Figures 1 and 2 summarize the change in soil chloride content at a two-foot depth from spring to fall application for the corn or wheat and soybean plots, respectively. Soil Cl content was greater when either KCl or CaCl2 was applied and in most cases increased from spring to fall with the application of Cl indicating that the element had not leached from the profile. Rate also affected the amount of residual Cl in the profile. Source also varied but the greater impact of CaCl2 was a result of the application rate being 20% greater for CaCl2 versus KCl. The error in the calculation for Cl content of the fertilizer source resulted in an almost 20% greater Cl content in the soil in Fall for CaCl2 versus KCl. Rates of Cl applied at CaCl2 may be adjusted to account for the additional Cl should it be carried over and not flushed out of the soil. Morris was the only location which showed a consistent decrease in soil Cl concentration from Fall to spring and was the site which had the greatest amount of precipitation during 2017. The precipitation at Morris appeared to move Cl deeper in the profile from what was applied with fertilizer prior to the 2017 crop. Crookston showed the greatest increase in Cl and was also the site with the least amount of precipitation. Precipitation was expected to effect the amount of Cl carried over from one year to the next. One item that may be possible further on in this project is to assess the amount of precipitation how it impacts Cl retention in the soil. The amount of Cl retained at the end of the growing season had no clear effect on the yield produced by any crop during 2017.
Soil potassium data is summarized in Figures 3 and 4. Soil test K tended to be greater on average for all treatments in the Fall. This increase is expected as soil K exhibits a wide variation over time. Both treatments that applied K did increase soil K and the increase was also impacted by rate of K applied. There appeared to be no difference for either KCl or K2SO4 at increase soil test K. Soil test Ca and Mg were not measured with the Fall 2017 soil samples.
Data indicates that soybean grain yield can be impacted by the source of K applied and that Cl may result in a risk for a decrease in yield.
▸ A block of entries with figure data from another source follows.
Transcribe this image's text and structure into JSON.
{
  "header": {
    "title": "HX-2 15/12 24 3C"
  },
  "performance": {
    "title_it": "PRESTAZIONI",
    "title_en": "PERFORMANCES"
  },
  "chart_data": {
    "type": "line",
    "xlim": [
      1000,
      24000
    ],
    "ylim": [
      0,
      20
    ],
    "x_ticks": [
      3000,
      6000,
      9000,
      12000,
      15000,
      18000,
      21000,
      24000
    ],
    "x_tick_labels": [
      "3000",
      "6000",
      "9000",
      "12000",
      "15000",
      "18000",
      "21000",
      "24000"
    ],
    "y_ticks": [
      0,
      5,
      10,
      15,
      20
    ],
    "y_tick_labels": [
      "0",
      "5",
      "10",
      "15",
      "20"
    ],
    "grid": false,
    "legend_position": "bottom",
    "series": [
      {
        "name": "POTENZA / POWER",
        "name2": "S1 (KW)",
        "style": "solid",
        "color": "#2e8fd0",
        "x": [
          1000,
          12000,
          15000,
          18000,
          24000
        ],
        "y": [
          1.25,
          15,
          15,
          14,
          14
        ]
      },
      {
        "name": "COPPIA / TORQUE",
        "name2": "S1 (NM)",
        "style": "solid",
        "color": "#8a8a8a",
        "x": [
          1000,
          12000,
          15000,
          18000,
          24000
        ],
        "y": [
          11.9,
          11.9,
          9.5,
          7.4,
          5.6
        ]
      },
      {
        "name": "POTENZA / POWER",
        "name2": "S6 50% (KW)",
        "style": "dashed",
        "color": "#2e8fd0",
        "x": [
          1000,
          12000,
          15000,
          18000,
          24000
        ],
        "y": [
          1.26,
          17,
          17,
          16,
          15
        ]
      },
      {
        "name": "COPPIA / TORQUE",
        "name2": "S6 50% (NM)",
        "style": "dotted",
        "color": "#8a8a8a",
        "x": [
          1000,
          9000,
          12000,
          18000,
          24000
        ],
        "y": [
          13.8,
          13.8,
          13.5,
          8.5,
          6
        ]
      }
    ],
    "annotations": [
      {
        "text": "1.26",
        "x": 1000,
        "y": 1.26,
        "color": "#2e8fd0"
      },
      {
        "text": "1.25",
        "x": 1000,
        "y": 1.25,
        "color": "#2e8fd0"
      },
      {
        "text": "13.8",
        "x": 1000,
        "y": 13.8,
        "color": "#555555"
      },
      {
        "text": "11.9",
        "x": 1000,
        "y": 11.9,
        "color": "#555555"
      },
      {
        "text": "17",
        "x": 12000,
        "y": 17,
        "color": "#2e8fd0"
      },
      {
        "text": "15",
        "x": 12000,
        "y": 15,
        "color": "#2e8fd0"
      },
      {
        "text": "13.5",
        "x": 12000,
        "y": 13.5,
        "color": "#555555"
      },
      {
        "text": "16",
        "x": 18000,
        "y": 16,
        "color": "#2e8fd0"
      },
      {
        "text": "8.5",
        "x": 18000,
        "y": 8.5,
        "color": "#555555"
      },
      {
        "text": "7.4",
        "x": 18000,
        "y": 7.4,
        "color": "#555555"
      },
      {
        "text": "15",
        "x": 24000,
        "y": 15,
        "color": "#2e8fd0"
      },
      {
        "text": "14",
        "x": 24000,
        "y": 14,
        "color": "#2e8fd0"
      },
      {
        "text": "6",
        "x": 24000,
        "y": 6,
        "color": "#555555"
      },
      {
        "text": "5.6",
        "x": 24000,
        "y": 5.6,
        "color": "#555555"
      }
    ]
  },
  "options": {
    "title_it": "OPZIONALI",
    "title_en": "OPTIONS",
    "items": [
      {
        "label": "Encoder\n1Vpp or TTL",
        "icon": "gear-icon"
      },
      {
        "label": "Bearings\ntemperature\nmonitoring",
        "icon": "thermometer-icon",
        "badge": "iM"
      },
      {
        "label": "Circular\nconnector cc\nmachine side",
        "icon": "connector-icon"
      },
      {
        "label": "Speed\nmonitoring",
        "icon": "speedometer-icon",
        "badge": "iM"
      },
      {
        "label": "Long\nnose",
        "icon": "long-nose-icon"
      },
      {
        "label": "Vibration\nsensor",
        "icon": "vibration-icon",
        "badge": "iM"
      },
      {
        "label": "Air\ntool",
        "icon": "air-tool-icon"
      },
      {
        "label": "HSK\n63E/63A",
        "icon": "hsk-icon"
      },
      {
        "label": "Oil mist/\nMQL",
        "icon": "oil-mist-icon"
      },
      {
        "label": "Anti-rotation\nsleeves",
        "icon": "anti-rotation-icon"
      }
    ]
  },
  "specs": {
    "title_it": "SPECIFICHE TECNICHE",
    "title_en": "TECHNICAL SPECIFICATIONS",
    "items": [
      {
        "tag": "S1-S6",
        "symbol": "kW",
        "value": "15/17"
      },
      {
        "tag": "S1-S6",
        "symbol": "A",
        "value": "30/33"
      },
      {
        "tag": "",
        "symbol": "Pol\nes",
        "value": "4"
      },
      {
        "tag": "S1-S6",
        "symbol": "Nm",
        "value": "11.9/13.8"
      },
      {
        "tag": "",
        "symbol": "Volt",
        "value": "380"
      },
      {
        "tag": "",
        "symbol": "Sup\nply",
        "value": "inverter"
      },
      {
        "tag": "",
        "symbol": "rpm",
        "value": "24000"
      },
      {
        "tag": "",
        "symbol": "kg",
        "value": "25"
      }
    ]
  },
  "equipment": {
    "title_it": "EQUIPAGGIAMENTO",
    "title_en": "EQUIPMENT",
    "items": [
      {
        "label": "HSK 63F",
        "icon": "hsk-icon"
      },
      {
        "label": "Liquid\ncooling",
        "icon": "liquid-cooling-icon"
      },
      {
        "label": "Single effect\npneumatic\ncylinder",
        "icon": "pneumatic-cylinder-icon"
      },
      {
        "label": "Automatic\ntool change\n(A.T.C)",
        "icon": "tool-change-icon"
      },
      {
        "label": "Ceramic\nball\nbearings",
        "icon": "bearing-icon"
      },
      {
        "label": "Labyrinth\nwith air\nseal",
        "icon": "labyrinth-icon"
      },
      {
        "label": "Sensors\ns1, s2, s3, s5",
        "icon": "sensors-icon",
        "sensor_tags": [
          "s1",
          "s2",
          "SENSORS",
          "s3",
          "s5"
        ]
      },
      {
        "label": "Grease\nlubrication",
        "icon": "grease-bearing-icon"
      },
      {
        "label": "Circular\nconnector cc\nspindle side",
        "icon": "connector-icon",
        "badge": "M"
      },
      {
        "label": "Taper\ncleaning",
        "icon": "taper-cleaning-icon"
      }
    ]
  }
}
The data from 2017 are only a single year of a multi-year study and it is theorized that the buildup of Cl over time can have a greater impact on soybean grain yield. Corn and wheat yield do not appear to be strongly affected by Cl application. The data summarized provides little conclusive evidence of a large impact of source of potassium on soybean or wheat grain quality. However, it may be possible to build Cl in Minnesota soils over time.